The hubris of the west in the nineties was to be punctured in the new century as weaknesses in the system were exposed. The economic crash of 2007-8 showed how often growth is built on sand. That the resultant pain was felt by economically vulnerable people while the authors of the crash seemed to emerge unscathed did little to commend western models of capitalism.
Prior to this, the invasion of an Arab nation on the basis of faulty intelligence and implacable neo-conservative doctrine lost the US and its allies much of the goodwill stored by winning the Cold War. The election of an isolationist, insecure President in 2016 with little grasp of geo-politics suggests an abdication of global leadership at a critical moment.
In football-speak, some of those who celebrated in 1989 have seen their side concede a 3-0 winning lead.
Thankfully the match is not finished.
Whether the so-called Beijing consensus of state capitalism and authoritarian society will win lasting admirers across the world remains to be seen. In 2018, the World Democracy Index downgraded 89 countries – three times more than were upgraded.

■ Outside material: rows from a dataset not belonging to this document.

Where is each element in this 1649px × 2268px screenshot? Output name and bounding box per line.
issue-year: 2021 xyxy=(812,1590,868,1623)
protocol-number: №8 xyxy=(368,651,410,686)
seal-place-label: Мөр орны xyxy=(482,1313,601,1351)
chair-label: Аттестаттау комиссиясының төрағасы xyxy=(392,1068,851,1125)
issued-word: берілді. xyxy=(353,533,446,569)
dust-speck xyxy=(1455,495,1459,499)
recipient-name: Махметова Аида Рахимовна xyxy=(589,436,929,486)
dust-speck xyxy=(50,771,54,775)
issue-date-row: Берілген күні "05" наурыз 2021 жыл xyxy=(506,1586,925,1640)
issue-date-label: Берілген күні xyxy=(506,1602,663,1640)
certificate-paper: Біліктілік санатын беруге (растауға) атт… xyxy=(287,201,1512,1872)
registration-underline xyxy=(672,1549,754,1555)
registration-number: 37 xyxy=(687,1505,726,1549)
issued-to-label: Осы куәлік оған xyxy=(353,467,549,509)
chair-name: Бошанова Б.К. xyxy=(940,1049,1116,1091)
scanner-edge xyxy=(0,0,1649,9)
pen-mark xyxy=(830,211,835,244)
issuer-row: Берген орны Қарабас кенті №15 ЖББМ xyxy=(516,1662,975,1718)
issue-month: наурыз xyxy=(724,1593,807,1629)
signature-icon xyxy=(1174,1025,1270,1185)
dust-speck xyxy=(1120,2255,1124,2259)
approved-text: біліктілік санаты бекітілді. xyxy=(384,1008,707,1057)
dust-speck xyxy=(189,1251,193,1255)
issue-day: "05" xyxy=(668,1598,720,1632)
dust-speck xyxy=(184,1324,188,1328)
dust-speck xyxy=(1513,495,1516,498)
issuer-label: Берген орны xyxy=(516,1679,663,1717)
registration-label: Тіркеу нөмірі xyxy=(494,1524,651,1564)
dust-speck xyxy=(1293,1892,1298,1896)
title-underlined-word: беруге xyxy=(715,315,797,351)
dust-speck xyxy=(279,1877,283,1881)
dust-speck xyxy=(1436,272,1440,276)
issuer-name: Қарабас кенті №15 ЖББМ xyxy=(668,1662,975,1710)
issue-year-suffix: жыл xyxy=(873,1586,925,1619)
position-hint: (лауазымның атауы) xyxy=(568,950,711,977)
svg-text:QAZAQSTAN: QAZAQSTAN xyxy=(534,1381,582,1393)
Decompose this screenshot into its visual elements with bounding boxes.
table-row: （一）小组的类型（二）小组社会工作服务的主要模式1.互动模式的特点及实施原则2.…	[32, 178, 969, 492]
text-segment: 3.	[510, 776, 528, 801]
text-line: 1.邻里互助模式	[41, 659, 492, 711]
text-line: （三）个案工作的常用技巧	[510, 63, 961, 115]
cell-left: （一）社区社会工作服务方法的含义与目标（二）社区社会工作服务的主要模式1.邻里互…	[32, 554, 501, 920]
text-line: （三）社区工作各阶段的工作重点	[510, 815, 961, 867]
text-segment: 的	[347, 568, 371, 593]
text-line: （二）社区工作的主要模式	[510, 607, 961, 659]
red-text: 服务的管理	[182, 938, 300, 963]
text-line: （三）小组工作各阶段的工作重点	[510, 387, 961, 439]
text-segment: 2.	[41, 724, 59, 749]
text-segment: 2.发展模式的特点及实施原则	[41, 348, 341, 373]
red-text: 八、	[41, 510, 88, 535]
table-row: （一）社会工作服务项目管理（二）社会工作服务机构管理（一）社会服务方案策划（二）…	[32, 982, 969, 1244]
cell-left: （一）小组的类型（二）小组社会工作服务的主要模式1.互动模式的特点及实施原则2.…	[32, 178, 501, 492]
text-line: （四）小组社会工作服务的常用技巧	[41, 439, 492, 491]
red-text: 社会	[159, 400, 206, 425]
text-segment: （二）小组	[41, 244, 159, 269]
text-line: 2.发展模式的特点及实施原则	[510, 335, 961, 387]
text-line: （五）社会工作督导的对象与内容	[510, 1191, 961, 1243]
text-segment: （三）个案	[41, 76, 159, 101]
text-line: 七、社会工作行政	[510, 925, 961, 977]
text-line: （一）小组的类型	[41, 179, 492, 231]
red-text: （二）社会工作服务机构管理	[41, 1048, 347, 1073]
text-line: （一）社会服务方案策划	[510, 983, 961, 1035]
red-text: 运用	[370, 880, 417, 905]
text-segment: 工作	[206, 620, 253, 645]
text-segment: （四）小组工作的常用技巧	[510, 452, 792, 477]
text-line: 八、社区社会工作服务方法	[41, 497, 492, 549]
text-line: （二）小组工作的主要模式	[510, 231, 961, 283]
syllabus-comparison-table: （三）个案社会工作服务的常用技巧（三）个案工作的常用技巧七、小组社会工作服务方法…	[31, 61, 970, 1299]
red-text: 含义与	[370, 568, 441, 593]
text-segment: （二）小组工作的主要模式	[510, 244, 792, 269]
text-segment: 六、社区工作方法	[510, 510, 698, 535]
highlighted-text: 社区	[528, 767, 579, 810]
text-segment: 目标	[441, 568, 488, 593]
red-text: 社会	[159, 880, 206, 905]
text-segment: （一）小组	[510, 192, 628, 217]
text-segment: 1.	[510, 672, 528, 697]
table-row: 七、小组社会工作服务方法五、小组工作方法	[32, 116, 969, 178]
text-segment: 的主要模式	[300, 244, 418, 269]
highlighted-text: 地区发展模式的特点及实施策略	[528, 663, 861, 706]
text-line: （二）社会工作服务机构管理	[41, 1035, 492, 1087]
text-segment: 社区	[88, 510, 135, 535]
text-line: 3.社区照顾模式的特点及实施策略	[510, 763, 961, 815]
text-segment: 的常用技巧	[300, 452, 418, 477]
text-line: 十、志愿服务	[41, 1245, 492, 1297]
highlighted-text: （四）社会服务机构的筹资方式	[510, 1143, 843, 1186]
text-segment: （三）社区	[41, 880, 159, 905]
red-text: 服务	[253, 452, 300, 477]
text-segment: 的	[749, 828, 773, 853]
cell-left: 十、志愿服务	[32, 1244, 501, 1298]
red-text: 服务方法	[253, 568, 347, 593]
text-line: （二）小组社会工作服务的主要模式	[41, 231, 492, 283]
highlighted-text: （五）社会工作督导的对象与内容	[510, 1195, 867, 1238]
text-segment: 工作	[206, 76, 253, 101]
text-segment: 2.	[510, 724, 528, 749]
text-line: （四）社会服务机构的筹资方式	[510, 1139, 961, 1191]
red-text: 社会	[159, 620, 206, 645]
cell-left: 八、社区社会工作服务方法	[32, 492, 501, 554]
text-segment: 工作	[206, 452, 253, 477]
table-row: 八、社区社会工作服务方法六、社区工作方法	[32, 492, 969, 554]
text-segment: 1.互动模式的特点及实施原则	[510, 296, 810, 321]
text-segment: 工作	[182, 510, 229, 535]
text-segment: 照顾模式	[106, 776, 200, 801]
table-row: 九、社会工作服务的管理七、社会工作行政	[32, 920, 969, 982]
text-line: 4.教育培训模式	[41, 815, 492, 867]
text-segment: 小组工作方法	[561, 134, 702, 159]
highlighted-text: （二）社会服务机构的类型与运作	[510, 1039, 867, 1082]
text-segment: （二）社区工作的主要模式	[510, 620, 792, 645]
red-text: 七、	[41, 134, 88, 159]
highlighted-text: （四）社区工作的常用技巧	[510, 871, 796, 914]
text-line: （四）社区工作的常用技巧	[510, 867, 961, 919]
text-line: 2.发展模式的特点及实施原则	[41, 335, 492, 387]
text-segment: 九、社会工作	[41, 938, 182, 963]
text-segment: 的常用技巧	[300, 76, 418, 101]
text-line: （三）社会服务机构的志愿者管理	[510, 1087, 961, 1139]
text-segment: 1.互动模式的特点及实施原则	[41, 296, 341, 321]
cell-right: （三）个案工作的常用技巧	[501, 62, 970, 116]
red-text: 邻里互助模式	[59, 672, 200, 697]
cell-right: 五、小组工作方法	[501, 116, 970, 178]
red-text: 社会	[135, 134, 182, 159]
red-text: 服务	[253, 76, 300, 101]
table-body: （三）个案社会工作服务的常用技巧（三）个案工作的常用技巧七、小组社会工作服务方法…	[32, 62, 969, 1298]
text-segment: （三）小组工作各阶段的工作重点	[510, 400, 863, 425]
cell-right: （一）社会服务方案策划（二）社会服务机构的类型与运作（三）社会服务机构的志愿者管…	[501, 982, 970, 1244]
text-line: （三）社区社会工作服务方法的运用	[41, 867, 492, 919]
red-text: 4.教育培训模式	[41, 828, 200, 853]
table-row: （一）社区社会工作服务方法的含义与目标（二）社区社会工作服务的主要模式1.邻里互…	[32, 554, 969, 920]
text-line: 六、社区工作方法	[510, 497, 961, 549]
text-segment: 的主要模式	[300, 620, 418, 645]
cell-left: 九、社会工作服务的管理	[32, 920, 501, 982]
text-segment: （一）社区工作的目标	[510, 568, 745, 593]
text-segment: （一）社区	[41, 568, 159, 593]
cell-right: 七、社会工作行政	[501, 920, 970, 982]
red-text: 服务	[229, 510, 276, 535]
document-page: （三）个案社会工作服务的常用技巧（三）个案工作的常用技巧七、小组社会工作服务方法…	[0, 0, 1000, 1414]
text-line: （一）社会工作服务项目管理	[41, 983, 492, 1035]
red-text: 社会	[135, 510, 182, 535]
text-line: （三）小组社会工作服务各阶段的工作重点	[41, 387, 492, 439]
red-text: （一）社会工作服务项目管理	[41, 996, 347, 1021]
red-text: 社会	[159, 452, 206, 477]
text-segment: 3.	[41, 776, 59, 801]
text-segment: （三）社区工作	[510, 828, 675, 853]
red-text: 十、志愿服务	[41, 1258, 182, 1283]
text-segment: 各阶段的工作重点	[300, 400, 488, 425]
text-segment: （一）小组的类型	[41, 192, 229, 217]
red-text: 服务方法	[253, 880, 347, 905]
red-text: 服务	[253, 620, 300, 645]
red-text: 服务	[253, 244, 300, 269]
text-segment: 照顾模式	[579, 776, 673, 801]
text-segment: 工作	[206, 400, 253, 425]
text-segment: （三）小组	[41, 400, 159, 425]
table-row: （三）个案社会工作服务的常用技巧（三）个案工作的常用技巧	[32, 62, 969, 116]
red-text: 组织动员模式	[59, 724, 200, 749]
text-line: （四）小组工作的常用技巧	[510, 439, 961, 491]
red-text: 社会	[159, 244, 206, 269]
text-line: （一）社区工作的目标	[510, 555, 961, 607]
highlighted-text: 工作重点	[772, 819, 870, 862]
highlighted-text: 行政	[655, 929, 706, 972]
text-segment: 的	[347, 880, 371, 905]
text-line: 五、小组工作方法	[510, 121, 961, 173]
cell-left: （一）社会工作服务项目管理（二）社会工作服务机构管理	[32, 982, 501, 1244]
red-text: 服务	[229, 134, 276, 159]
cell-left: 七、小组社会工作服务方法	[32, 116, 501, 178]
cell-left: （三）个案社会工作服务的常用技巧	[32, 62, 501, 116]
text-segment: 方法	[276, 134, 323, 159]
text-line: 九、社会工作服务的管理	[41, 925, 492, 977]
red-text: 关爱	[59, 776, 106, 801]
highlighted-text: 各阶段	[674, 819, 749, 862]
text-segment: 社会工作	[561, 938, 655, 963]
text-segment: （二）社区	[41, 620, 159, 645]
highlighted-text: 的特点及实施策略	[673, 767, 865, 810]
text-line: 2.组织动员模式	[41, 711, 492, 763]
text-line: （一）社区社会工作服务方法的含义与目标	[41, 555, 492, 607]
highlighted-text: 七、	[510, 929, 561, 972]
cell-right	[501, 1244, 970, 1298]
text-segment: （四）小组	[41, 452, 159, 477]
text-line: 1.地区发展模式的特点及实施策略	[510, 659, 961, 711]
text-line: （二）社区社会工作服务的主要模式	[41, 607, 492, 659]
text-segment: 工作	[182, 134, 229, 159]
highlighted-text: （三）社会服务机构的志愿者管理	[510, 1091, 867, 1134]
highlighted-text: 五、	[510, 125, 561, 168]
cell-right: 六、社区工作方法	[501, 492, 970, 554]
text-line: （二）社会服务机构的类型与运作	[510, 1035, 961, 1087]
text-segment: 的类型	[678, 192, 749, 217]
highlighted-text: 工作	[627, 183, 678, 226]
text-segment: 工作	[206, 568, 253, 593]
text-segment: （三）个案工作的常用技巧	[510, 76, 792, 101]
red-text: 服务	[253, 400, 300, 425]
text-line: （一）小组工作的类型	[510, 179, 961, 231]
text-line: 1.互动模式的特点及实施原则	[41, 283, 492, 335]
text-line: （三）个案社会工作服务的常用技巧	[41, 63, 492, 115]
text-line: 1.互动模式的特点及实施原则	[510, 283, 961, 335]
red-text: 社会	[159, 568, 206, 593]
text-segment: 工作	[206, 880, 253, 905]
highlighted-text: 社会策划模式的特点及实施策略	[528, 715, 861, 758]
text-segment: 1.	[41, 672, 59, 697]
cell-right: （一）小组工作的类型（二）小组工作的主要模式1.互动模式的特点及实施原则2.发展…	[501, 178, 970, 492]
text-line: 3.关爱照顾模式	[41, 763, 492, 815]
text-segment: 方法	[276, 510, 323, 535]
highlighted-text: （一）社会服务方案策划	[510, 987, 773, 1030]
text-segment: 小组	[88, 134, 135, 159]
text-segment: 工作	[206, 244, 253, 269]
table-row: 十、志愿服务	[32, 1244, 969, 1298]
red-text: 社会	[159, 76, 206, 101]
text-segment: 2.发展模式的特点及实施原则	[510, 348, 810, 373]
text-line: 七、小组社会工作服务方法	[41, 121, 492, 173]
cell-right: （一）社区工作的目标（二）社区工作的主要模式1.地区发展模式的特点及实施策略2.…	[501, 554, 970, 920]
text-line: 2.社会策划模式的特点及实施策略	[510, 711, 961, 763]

If this is a bad moment to be a democrat, 1989 reminds us that human beings cherish freedom and will do what they can to recover it.
Those who disagree over religion can usually agree on one thing. If God exists, then he must prize human freedom very greatly to allow us our space. It is this God-given sense that many of us believe drives the aspiration for liberty.
The global quest for freedom has stalled, but it will be re-started. Those of us who value it might reflect on our own systems to government, for there is much that we have each got wrong. But this does not invalidate the quest. And why, in my own heart, I will always be an 89-er.